Jacqui Lambie Is A Dual Citizen And Will Resign From The Senate
Jacqui Lambie is the latest politician to fall victim to Section 44 of the Constitution. The Tasmanian senator announced this morning that she will resign from the Senate at midday after discovering she’s a dual citizen.
Lambie appears to have inherited Scottish citizenship from her father, who was born in Scotland before moving to Tasmania as a young boy.
Rumours about Lambie’s eligibility began to circulate last week when it was revealed her father was born in the UK, but kicked into gear when the Senate returned on Monday.
Senators say Jacqui Lambie has informed them & the government she intends to resign over section 44 issues, if not today then tomorrow.
— Rob Harris (@rharris334) November 13, 2017
But Lambie had dismissed concerns over her eligibility last week, telling Tasmania’s Examiner newspaper that she had “no concerns” over her eligibility to sit in Parliament.
“I’m happy to put on record that I’m satisfied that my parents are both Australian citizens and I have no concerns about me being a dual citizen because of where they were born or came from,” she said.

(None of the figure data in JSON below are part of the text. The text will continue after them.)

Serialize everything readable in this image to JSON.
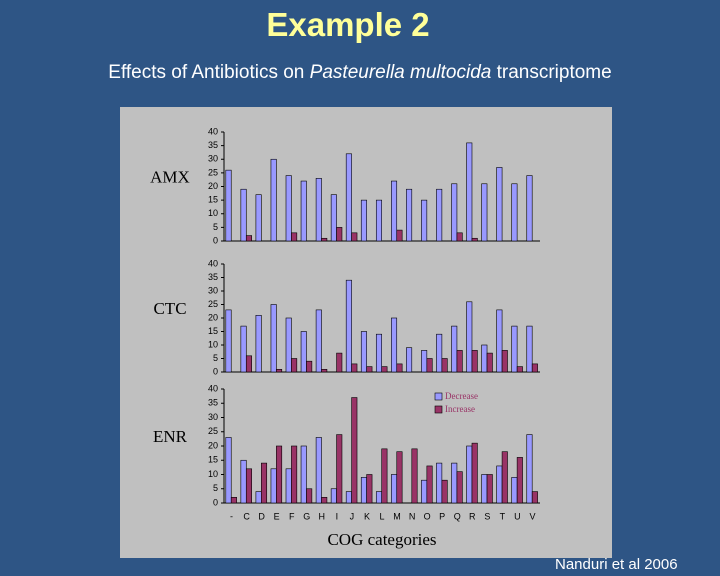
{
  "title": "Example 2",
  "subtitle": [
    "Effects of Antibiotics on",
    "Pasteurella multocida",
    "transcriptome"
  ],
  "footer": "Nanduri et al 2006",
  "chart_data": [
    {
      "type": "bar",
      "title": "AMX",
      "ylim": [
        0,
        40
      ],
      "yticks": [
        0,
        5,
        10,
        15,
        20,
        25,
        30,
        35,
        40
      ],
      "series": [
        {
          "name": "Decrease",
          "color": "#9999ff",
          "values": [
            26,
            19,
            17,
            30,
            24,
            22,
            23,
            17,
            32,
            15,
            15,
            22,
            19,
            15,
            19,
            21,
            36,
            21,
            27,
            21,
            24
          ]
        },
        {
          "name": "Increase",
          "color": "#993366",
          "values": [
            0,
            2,
            0,
            0,
            3,
            0,
            1,
            5,
            3,
            0,
            0,
            4,
            0,
            0,
            0,
            3,
            1,
            0,
            0,
            0,
            0
          ]
        }
      ]
    },
    {
      "type": "bar",
      "title": "CTC",
      "ylim": [
        0,
        40
      ],
      "yticks": [
        0,
        5,
        10,
        15,
        20,
        25,
        30,
        35,
        40
      ],
      "series": [
        {
          "name": "Decrease",
          "color": "#9999ff",
          "values": [
            23,
            17,
            21,
            25,
            20,
            15,
            23,
            0,
            34,
            15,
            14,
            20,
            9,
            8,
            14,
            17,
            26,
            10,
            23,
            17,
            17
          ]
        },
        {
          "name": "Increase",
          "color": "#993366",
          "values": [
            0,
            6,
            0,
            1,
            5,
            4,
            1,
            7,
            3,
            2,
            2,
            3,
            0,
            5,
            5,
            8,
            8,
            7,
            8,
            2,
            3
          ]
        }
      ]
    },
    {
      "type": "bar",
      "title": "ENR",
      "xlabel": "COG categories",
      "legend": "upper right",
      "categories": [
        "-",
        "C",
        "D",
        "E",
        "F",
        "G",
        "H",
        "I",
        "J",
        "K",
        "L",
        "M",
        "N",
        "O",
        "P",
        "Q",
        "R",
        "S",
        "T",
        "U",
        "V"
      ],
      "ylim": [
        0,
        40
      ],
      "yticks": [
        0,
        5,
        10,
        15,
        20,
        25,
        30,
        35,
        40
      ],
      "series": [
        {
          "name": "Decrease",
          "color": "#9999ff",
          "values": [
            23,
            15,
            4,
            12,
            12,
            20,
            23,
            5,
            4,
            9,
            4,
            10,
            0,
            8,
            14,
            14,
            20,
            10,
            13,
            9,
            24
          ]
        },
        {
          "name": "Increase",
          "color": "#993366",
          "values": [
            2,
            12,
            14,
            20,
            20,
            5,
            2,
            24,
            37,
            10,
            19,
            18,
            19,
            13,
            8,
            11,
            21,
            10,
            18,
            16,
            4
          ]
        }
      ]
    }
  ]
}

But it looks like she was wrong. She confirmed on Tasmanian radio this morning that she will resign today. Her seat is likely to go to Devonport Mayor Steve Martin (probably not the actor?).
Lambie is the fifth Senator to resign over Section 44. Former Senate President Stephen Parry, One Nation’s Malcolm Roberts, Greens Scott Ludlam and Larissa Waters, and Nick Xenophon were all forced out after being found to be dual citizens. Another One Nation senator, Rod Culleton, and former Family First Senator Bob Day, both resigned under different S44 provisions.

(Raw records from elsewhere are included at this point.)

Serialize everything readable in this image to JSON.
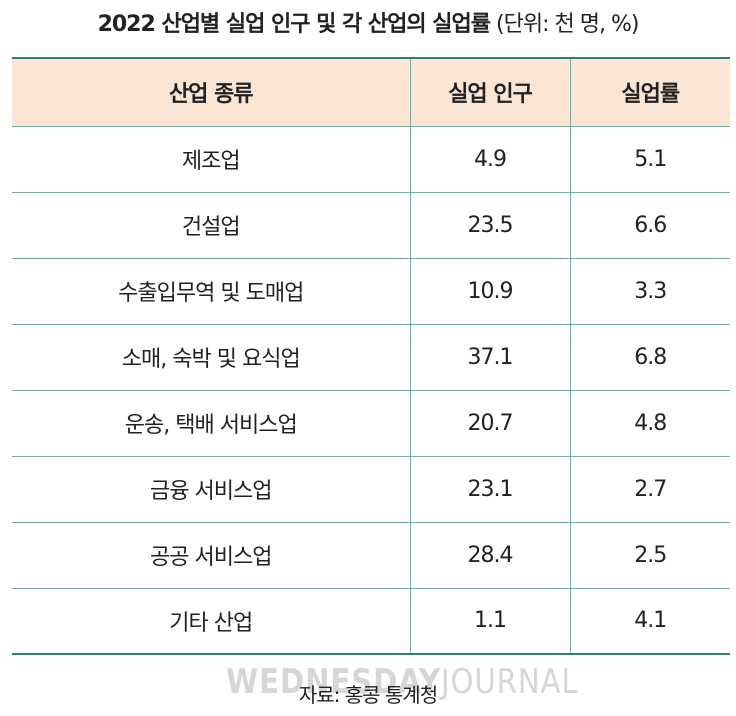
{
  "title": {
    "main": "2022 산업별 실업 인구 및 각 산업의 실업률",
    "unit": "(단위: 천 명, %)"
  },
  "table": {
    "headers": [
      "산업 종류",
      "실업 인구",
      "실업률"
    ],
    "rows": [
      [
        "제조업",
        "4.9",
        "5.1"
      ],
      [
        "건설업",
        "23.5",
        "6.6"
      ],
      [
        "수출입무역 및 도매업",
        "10.9",
        "3.3"
      ],
      [
        "소매, 숙박 및 요식업",
        "37.1",
        "6.8"
      ],
      [
        "운송, 택배 서비스업",
        "20.7",
        "4.8"
      ],
      [
        "금융 서비스업",
        "23.1",
        "2.7"
      ],
      [
        "공공 서비스업",
        "28.4",
        "2.5"
      ],
      [
        "기타 산업",
        "1.1",
        "4.1"
      ]
    ]
  },
  "watermark": {
    "bold": "WEDNESDAY",
    "thin": "JOURNAL"
  },
  "source": "자료: 홍콩 통계청",
  "colors": {
    "header_bg": "#fbe6d5",
    "rule": "#2f7d74",
    "grid": "#7aa8a2"
  }
}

In the House of Representatives, former deputy Prime Minister Barnaby Joyce and Liberal MP John Alexander have both been forced out. No Labor MPs have been forced to resign yet, but there is a cloud hanging over at least four MPs.
The government struck a deal to try to bring the citizenship crisis to a head with Labor today. All MPs will be forced to disclose their heritage before December 1. The deal could see several MPs resign from parliament, forcing by-elections in several seats, and potentially costing the Turnbull government its majority.